Schizophrenia is a complex and devastating mental disorder, found to affect up to 1% of the general population. Characterized by a variety of positive, negative and cognitive symptoms, this debilitating disease results in great emotional cost to people affected, as well as in significant financial cost to the economy. While the etiology of schizophrenia is not yet known, it is believed that factors which occur during development, long before the formal onset of the disorder, may result in permanent alterations to the central nervous system. Animal models provide one of the best ways to study many complex human disorders, like schizophrenia. While a number of animal model of schizophrenia exist, no model is ideal and much about the disorder still remains to be understood. New models, as well as improvements on current models have the potential to add significantly to our understanding of schizophrenia and will undoubtedly benefit the human clinical practice.
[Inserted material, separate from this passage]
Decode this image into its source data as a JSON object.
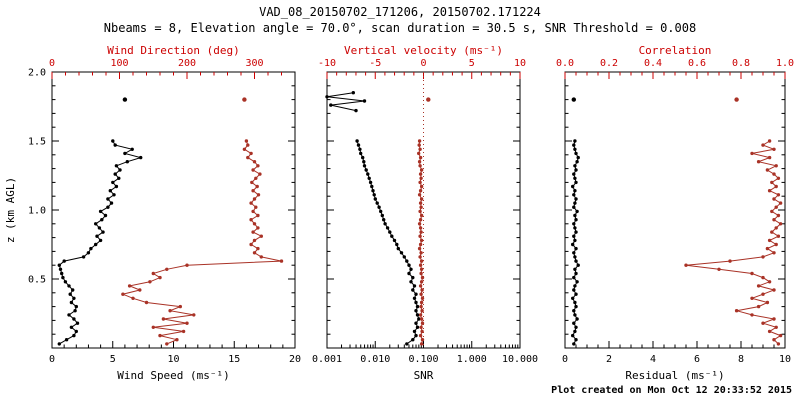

Past research has indicated that neonatal administration of low doses (20μg/kg) of domoic acid (DOM) (a glutamate agonist) to rats during a critical period of central nervous system development (postnatal days 8-14), shows potential as an animal model of schizophrenia. The purpose of this thesis was to further investigate this potential. This was achieved using two behavioural tests considered to be the "gold standards" for an animal model of the disorder, prepulse inhibition (PPI) and latent inhibition (LI, as well as assessing brain tissue for changes in GAD67 in the hippocampus, a common alteration found in the clinical population.

Results indicate that neonatal DOM treatment results in significantly lowered PPI compared to controls, but that this effect can vary depending on the sex of the animal, the time of day during which testing occurs, and the prepulse level used. Neonatal DOM treatment also resulted in a significant decrease in LI, with the effect seen in males 24 hours after conditioning and in females 7-8 days after conditioning. The analysis of GAD67 in the hippocampus revealed that DOM-treated females displayed significantly less GAD67 in the left CA3. While this effect was not seen in the right hemisphere or in the male animals, subsequent qualitative analysis indicated that small alterations to the immunohistochemical procedure (such as a decrease in background staining) may improve the quality of the analysis. In conclusion, neonatal low-dose DOM treatment has succeeded in demonstrating both face and construct validity for an animal model of schizophrenia. Additionally, the method through which the model is created, is consistent with at least some of the current etiological understanding of how the disorder is produced. While further study is required to better understand these changes and predictive validity has yet to be investigated, these results indicate that neonatal low-dose treatment of DOM shows great promise as an animal model of schizophrenia.